Schwerpunkt der Veranstaltung im Malmö-Stadion wird die „praktische Ökumene“ sein, also das gemeinsame Engagement von Lutheranern und Katholiken für Frieden, Flüchtlinge oder Umweltschutz. Während dieser Aspekt der Ökumene insbesondere unter Papst Franziskus hervorgehoben wird, bleiben auch problematische Aspekte bei den Bemühungen um die Einheit der Christen. Dass der Papst sich am Gedenktag des Anschlags der 95 Thesen Luthers nach Schweden begibt, stößt im Vatikan nicht nur auf Zustimmung. „Streng genommen haben wir Katholiken keinen Grund den 31. Oktober 1517 zu feiern, also das Datum, das als Beginn der Reformation betrachtet wird“, schreibt der deutsche Präfekt der Glaubenskongregation, Kardinal Gerhard Ludwig Müller, in seinem neuen Interview-Buch mit dem Titel „Die Botschaft der Hoffnung“. Die Reformation habe schließlich die Spaltung des Christentums ausgelöst.

In Rom ist man deshalb bemüht, das Ereignis weniger als freudige Feier, sondern als gemeinsames Gedenken einzustufen.

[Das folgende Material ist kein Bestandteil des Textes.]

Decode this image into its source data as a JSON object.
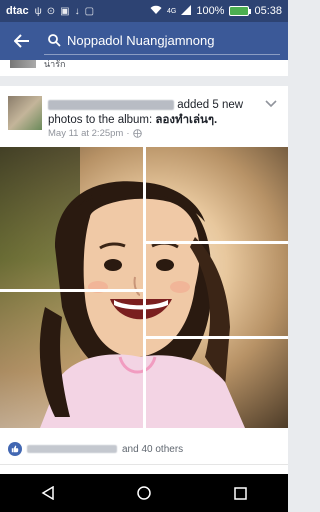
{
  "status_bar": {
    "carrier": "dtac",
    "network": "4G",
    "battery": "100%",
    "time": "05:38"
  },
  "app_bar": {
    "search_query": "Noppadol Nuangjamnong"
  },
  "previous_post": {
    "text": "น่ารัก"
  },
  "post": {
    "action_text": "added 5 new photos to the album:",
    "album_name": "ลองทำเล่นๆ.",
    "date": "May 11 at 2:25pm",
    "separator": "·",
    "likes_text": "and 40 others"
  },
  "colors": {
    "brand": "#3b5998",
    "status_bar": "#2d4373",
    "like_blue": "#4267b2"
  }
}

Im Vatikan befürchtet mancher, der Papst könne sich wie bei seinem Besuch in der lutheranischen Christuskirche in Rom vor einem Jahr wieder einmal „theologisch vergaloppieren“. Damals hatte Franziskus Verständnis für die gemeinsame Kommunion von Katholiken und Protestanten signalisiert, die lehramtlich eigentlich ein Tabu ist.

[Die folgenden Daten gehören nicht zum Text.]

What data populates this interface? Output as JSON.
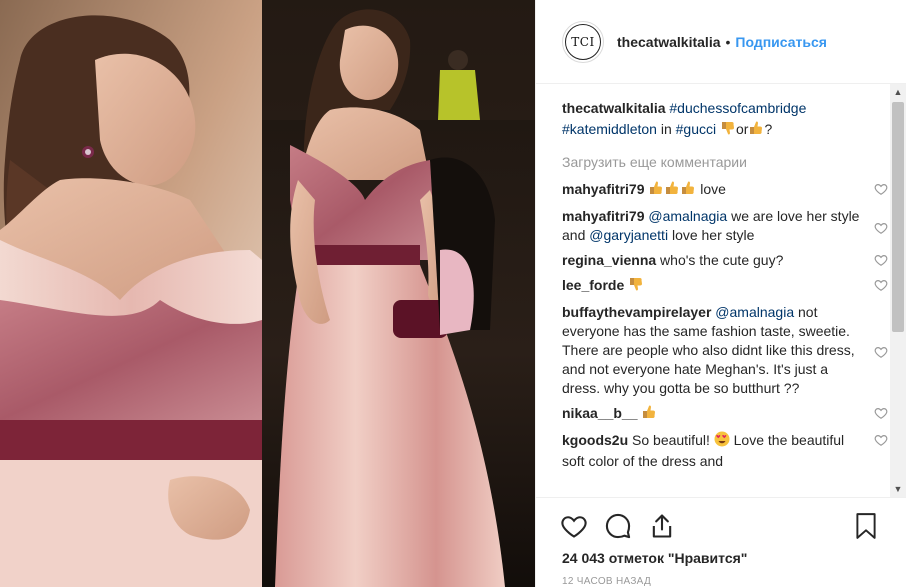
{
  "header": {
    "avatar_text": "TCI",
    "username": "thecatwalkitalia",
    "separator": "•",
    "follow_label": "Подписаться"
  },
  "caption": {
    "username": "thecatwalkitalia",
    "tag1": "#duchessofcambridge",
    "tag2": "#katemiddleton",
    "in_text": "in",
    "tag3": "#gucci",
    "or_text": "or",
    "question": "?"
  },
  "load_more": "Загрузить еще комментарии",
  "comments": [
    {
      "user": "mahyafitri79",
      "text": "love"
    },
    {
      "user": "mahyafitri79",
      "mention1": "@amalnagia",
      "text1": "we are love her style and",
      "mention2": "@garyjanetti",
      "text2": "love her style"
    },
    {
      "user": "regina_vienna",
      "text": "who's the cute guy?"
    },
    {
      "user": "lee_forde",
      "text": ""
    },
    {
      "user": "buffaythevampirelayer",
      "mention": "@amalnagia",
      "text": "not everyone has the same fashion taste, sweetie. There are people who also didnt like this dress, and not everyone hate Meghan's. It's just a dress. why you gotta be so butthurt ??"
    },
    {
      "user": "nikaa__b__",
      "text": ""
    },
    {
      "user": "kgoods2u",
      "text1": "So beautiful!",
      "text2": "Love the beautiful soft color of the dress and"
    }
  ],
  "likes": "24 043 отметок \"Нравится\"",
  "timestamp": "12 ЧАСОВ НАЗАД",
  "icons": {
    "like": "heart-icon",
    "comment": "comment-icon",
    "share": "share-icon",
    "save": "bookmark-icon"
  },
  "colors": {
    "link": "#003569",
    "follow": "#3897f0",
    "muted": "#999999"
  }
}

Auch andere wesentliche Unterschiede bestehen zwischen den beiden Konfessionen weiter. Frauen werden bei den Lutheranern zu Priestern geweiht, Homosexuelle können in Schweden kirchlich heiraten, das Sakramente- und Kirchenverständnis unterscheidet sich wesentlich. Während die katholische Kirche mit ihren 1,2 Milliarden Mitgliedern um Uniformität bemüht ist, gibt es 145 lutheranische Kirchen mit etwa 75 Millionen Mitgliedern.

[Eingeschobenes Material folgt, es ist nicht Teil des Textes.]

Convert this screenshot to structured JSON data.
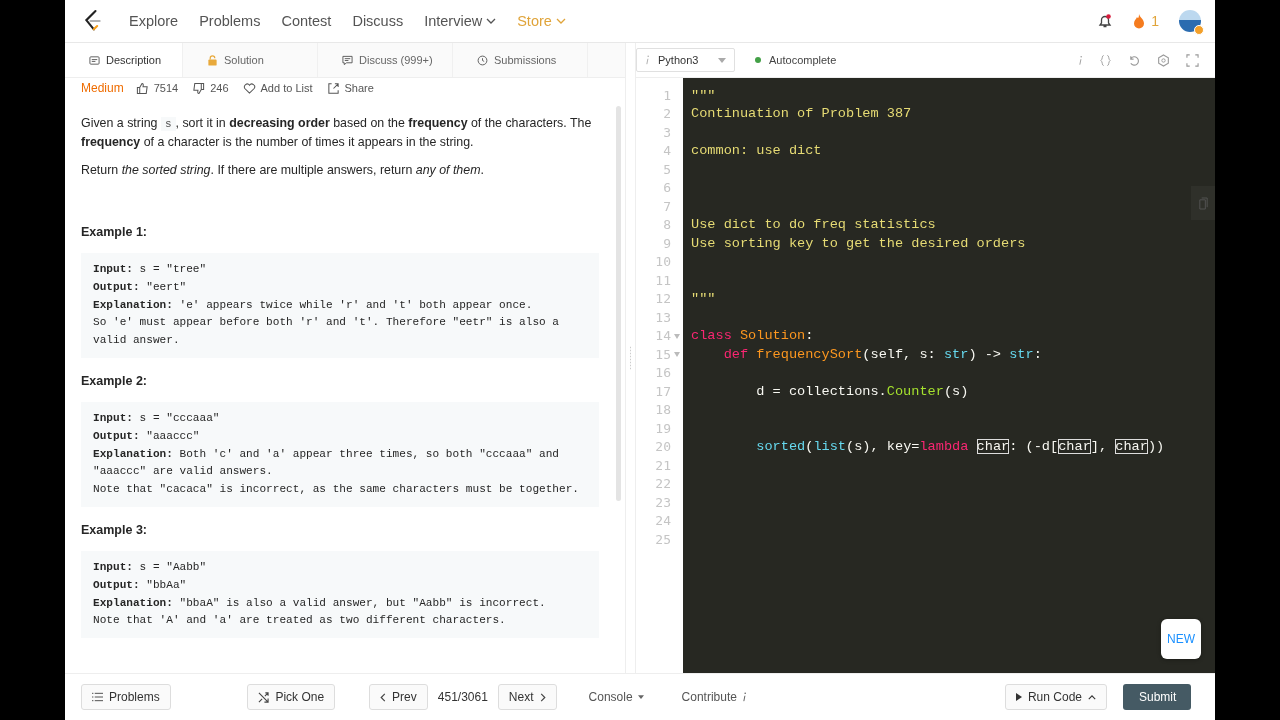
{
  "nav": {
    "items": [
      {
        "label": "Explore",
        "kind": "link"
      },
      {
        "label": "Problems",
        "kind": "link"
      },
      {
        "label": "Contest",
        "kind": "link"
      },
      {
        "label": "Discuss",
        "kind": "link"
      },
      {
        "label": "Interview",
        "kind": "dropdown"
      },
      {
        "label": "Store",
        "kind": "store"
      }
    ],
    "streak": "1",
    "notification": true
  },
  "tabs": [
    {
      "label": "Description",
      "selected": true
    },
    {
      "label": "Solution",
      "selected": false
    },
    {
      "label": "Discuss (999+)",
      "selected": false
    },
    {
      "label": "Submissions",
      "selected": false
    }
  ],
  "meta": {
    "difficulty": "Medium",
    "likes": "7514",
    "dislikes": "246",
    "add_to_list": "Add to List",
    "share": "Share"
  },
  "description": [
    [
      {
        "t": "Given a string ",
        "kind": "plain"
      },
      {
        "t": "s",
        "kind": "code"
      },
      {
        "t": ", sort it in ",
        "kind": "plain"
      },
      {
        "t": "decreasing order",
        "kind": "bold"
      },
      {
        "t": " based on the ",
        "kind": "plain"
      },
      {
        "t": "frequency",
        "kind": "bold"
      },
      {
        "t": " of the characters. The ",
        "kind": "plain"
      },
      {
        "t": "frequency",
        "kind": "bold"
      },
      {
        "t": " of a character is the number of times it appears in the string.",
        "kind": "plain"
      }
    ],
    [
      {
        "t": "Return ",
        "kind": "plain"
      },
      {
        "t": "the sorted string",
        "kind": "italic"
      },
      {
        "t": ". If there are multiple answers, return ",
        "kind": "plain"
      },
      {
        "t": "any of them",
        "kind": "italic"
      },
      {
        "t": ".",
        "kind": "plain"
      }
    ]
  ],
  "examples": [
    {
      "title": "Example 1:",
      "lines": [
        "**Input:** s = \"tree\"",
        "**Output:** \"eert\"",
        "**Explanation:** 'e' appears twice while 'r' and 't' both appear once.",
        "So 'e' must appear before both 'r' and 't'. Therefore \"eetr\" is also a",
        "valid answer."
      ]
    },
    {
      "title": "Example 2:",
      "lines": [
        "**Input:** s = \"cccaaa\"",
        "**Output:** \"aaaccc\"",
        "**Explanation:** Both 'c' and 'a' appear three times, so both \"cccaaa\" and",
        "\"aaaccc\" are valid answers.",
        "Note that \"cacaca\" is incorrect, as the same characters must be together."
      ]
    },
    {
      "title": "Example 3:",
      "lines": [
        "**Input:** s = \"Aabb\"",
        "**Output:** \"bbAa\"",
        "**Explanation:** \"bbaA\" is also a valid answer, but \"Aabb\" is incorrect.",
        "Note that 'A' and 'a' are treated as two different characters."
      ]
    }
  ],
  "editor": {
    "language": "Python3",
    "autocomplete": "Autocomplete",
    "autocomplete_on": true,
    "lines": [
      {
        "n": "1",
        "fold": false,
        "tokens": [
          {
            "t": "\"\"\"",
            "kind": "str"
          }
        ]
      },
      {
        "n": "2",
        "fold": false,
        "tokens": [
          {
            "t": "Continuation of Problem 387",
            "kind": "str"
          }
        ]
      },
      {
        "n": "3",
        "fold": false
      },
      {
        "n": "4",
        "fold": false,
        "tokens": [
          {
            "t": "common: use dict",
            "kind": "str"
          }
        ]
      },
      {
        "n": "5",
        "fold": false
      },
      {
        "n": "6",
        "fold": false
      },
      {
        "n": "7",
        "fold": false
      },
      {
        "n": "8",
        "fold": false,
        "tokens": [
          {
            "t": "Use dict to do freq statistics",
            "kind": "str"
          }
        ]
      },
      {
        "n": "9",
        "fold": false,
        "tokens": [
          {
            "t": "Use sorting key to get the desired orders",
            "kind": "str"
          }
        ]
      },
      {
        "n": "10",
        "fold": false
      },
      {
        "n": "11",
        "fold": false
      },
      {
        "n": "12",
        "fold": false,
        "tokens": [
          {
            "t": "\"\"\"",
            "kind": "str"
          }
        ]
      },
      {
        "n": "13",
        "fold": false
      },
      {
        "n": "14",
        "fold": true,
        "tokens": [
          {
            "t": "class ",
            "kind": "kw"
          },
          {
            "t": "Solution",
            "kind": "name"
          },
          {
            "t": ":",
            "kind": "plain"
          }
        ]
      },
      {
        "n": "15",
        "fold": true,
        "tokens": [
          {
            "t": "    def ",
            "kind": "kw"
          },
          {
            "t": "frequencySort",
            "kind": "name"
          },
          {
            "t": "(self, s: ",
            "kind": "plain"
          },
          {
            "t": "str",
            "kind": "builtin"
          },
          {
            "t": ") -> ",
            "kind": "plain"
          },
          {
            "t": "str",
            "kind": "builtin"
          },
          {
            "t": ":",
            "kind": "plain"
          }
        ]
      },
      {
        "n": "16",
        "fold": false
      },
      {
        "n": "17",
        "fold": false,
        "tokens": [
          {
            "t": "        d = collections.",
            "kind": "plain"
          },
          {
            "t": "Counter",
            "kind": "call"
          },
          {
            "t": "(s)",
            "kind": "plain"
          }
        ]
      },
      {
        "n": "18",
        "fold": false
      },
      {
        "n": "19",
        "fold": false
      },
      {
        "n": "20",
        "fold": false,
        "tokens": [
          {
            "t": "        sorted",
            "kind": "builtin"
          },
          {
            "t": "(",
            "kind": "plain"
          },
          {
            "t": "list",
            "kind": "builtin"
          },
          {
            "t": "(s), key=",
            "kind": "plain"
          },
          {
            "t": "lambda ",
            "kind": "kw"
          },
          {
            "t": "char",
            "kind": "match"
          },
          {
            "t": ": (-d[",
            "kind": "plain"
          },
          {
            "t": "char",
            "kind": "match"
          },
          {
            "t": "], ",
            "kind": "plain"
          },
          {
            "t": "char",
            "kind": "match"
          },
          {
            "t": "))",
            "kind": "plain"
          }
        ]
      },
      {
        "n": "21",
        "fold": false
      },
      {
        "n": "22",
        "fold": false
      },
      {
        "n": "23",
        "fold": false
      },
      {
        "n": "24",
        "fold": false
      },
      {
        "n": "25",
        "fold": false
      }
    ],
    "new_badge": "NEW"
  },
  "footer": {
    "problems": "Problems",
    "pick_one": "Pick One",
    "prev": "Prev",
    "position": "451/3061",
    "next": "Next",
    "console": "Console",
    "contribute": "Contribute",
    "run_code": "Run Code",
    "submit": "Submit"
  }
}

„Die Einheit der Christen wird wohl erst am Ende der Zeiten eintreten“, heißt es dazu lapidar aus der römischen Glaubenskongregation. Wie weit der argentinische Papst diesmal in der Annäherung an die Lutheraner gehen wird, bleibt dennoch eine der großen Fragen des Besuchs in Lund.